Park Avenue Plan Challenges Agencies to Improve Street for Pedestrians

In 1959, when the Brooklyn-Queens Expressway was under construction, Park Avenue in the Wallabout section of Fort Greene and Clinton Hill was converted from a neighborhood street to a service road that would run underneath the new elevated highway. Walking on the street hasn’t been the same since. With 160,000 cars roaring by overhead each day, two lanes in each direction on the surface, and more than 300 parking spaces in the median, the street is not what you would call pedestrian-friendly. It’s also dangerous, with a crash rate higher than three-quarters of Brooklyn streets.

“The Crossover,” where the BQE and Park Avenue part ways, currently functions like a highway merge on surface streets (top). Under a new, community-backed proposal, this location would see major changes to curb speeding and make crossings safer (bottom). Image: MARP/Architecture for Humanity

More than 50 years after Robert Moses and the BQE changed Park Avenue, the Myrtle Avenue Revitalization Project Local Development Corporation (MARP) is pushing to enhance the street for walking and public activity, unveiling a slate of proposals to reduce speeding and improve pedestrian safety [PDF].

In 2009 and 2010, MARP hosted three community workshops as part of an effort to reuse spaces beneath the BQE. Based on community feedback at those events, the group decided to focus on traffic safety. In late 2010, Architecture for Humanity New York joined the project, working with MARP throughout 2011 to conduct research and host workshops. An advisory committee comprised of residents, community organizations and city agencies also helped guide the recommendations. Funding for the report was provided by the Brooklyn Community Foundation.

The recommendations are comprehensive and address everything from litter to traffic signal timing. In May, MARP went before Community Board 2’s transportation committee, which voted unanimously to support the proposals.

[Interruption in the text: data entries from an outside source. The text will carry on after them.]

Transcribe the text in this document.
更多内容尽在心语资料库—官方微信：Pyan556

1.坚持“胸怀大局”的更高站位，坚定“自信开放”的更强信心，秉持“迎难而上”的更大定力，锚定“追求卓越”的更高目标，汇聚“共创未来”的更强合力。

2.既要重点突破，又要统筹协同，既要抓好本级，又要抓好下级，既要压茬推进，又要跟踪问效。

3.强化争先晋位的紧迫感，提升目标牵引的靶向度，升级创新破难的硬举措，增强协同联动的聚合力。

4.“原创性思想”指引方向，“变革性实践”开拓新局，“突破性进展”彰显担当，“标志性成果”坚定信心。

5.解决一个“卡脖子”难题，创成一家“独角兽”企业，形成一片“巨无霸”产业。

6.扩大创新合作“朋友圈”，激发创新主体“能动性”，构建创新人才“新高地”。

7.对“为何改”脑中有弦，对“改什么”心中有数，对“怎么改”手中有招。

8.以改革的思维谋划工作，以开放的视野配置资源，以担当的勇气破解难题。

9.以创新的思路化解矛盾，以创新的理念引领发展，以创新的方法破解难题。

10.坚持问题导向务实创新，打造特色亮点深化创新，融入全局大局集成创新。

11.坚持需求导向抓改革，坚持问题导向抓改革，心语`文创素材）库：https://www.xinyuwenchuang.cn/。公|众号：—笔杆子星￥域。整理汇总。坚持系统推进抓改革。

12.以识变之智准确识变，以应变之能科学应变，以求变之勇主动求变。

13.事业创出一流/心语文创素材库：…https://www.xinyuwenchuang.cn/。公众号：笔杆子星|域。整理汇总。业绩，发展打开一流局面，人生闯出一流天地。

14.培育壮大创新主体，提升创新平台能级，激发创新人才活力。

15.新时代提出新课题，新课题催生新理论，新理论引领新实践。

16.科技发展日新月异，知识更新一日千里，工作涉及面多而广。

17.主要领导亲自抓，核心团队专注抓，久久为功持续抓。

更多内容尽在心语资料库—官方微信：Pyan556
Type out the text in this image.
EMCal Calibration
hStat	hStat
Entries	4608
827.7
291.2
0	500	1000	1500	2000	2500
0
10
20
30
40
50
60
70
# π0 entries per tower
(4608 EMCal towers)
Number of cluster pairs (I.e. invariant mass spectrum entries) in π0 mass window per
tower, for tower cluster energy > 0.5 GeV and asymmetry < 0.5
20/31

Intersections would receive significant upgrades. The plan calls for neckdowns and crosswalk markings on cross-streets along the median. Access points to parking underneath the BQE would be marked as pedestrian crossings, with raised crosswalks and stop signs. At North Portland, Clinton and Clermont Avenues, the report recommends closing auto access to parking under the BQE to improve safety for the higher number of pedestrians crossing Park Avenue at those intersections.

Perhaps the knottiest location is at the eastern end of the corridor at “the Crossover,” where the BQE bends north and westbound Park Avenue curves beneath the expressway. The absence of crosswalks and the highway ramp-like design of this location encourage speeding and make crossing difficult. In 2010, cyclist Stefanos Tsigrimanis was killed by a driver at this location. MARP’s proposal would eliminate the crossover, directing westbound traffic on Park Avenue to cross under the BQE at Grand Avenue. This creates a large space underneath the BQE that could be used for community events or parking.

Traffic volumes on Park are low enough, the report says, to justify converting one of the two lanes in each direction to parallel parking outside of rush hour. Currently, parking is only allowed on the outside lanes of the corridor, but not along the median. Median-side parking would reduce speeding when traffic volumes are low. It is also less expensive than curb extensions and could be implemented almost immediately.

Typical intersection improvements include curb extensions and new crosswalks. Image: MARP/Architecture for Humanity

Additionally, the report recommends adding street trees to reduce speeding and provide greenery, daylighting intersections by removing parking (which would improve visibility for drivers and pedestrians), and adding bus bulbs for the four busiest bus stops on Park Avenue: eastbound at Carlton Avenue and westbound at Washington Avenue, Carlton Avenue and North Portland Street.

The report calls on NYPD to increase speeding enforcement, especially during hours with the highest pedestrian volumes. The 88th Precinct, which covers the entire Park Avenue study area, issued 29 speeding tickets in 2012 as of July. More than three times as many tickets were issued for tinted windows. In all of 2011, the precinct issued 42 speeding tickets. That’s less than one a week.

Stormwater management is also a concern along the corridor. MARP is asking the New York State DOT to fix leaky drainage pipes from the BQE. Where the sidewalk is too narrow for street trees, the report proposes tree bump-outs that can handle stormwater runoff from the street. MARP has also partnered with planning and engineering firm AKRF on preliminary designs for a planter near Steuben Street that would collect runoff from the BQE drainage pipes.

“We’ve been communicating with various agencies throughout the process,” said MARP Deputy Director Meredith Phillips Almeida in a statement, “but it is important that we continue to show there is broad-based community support for making these improvements as soon as possible.”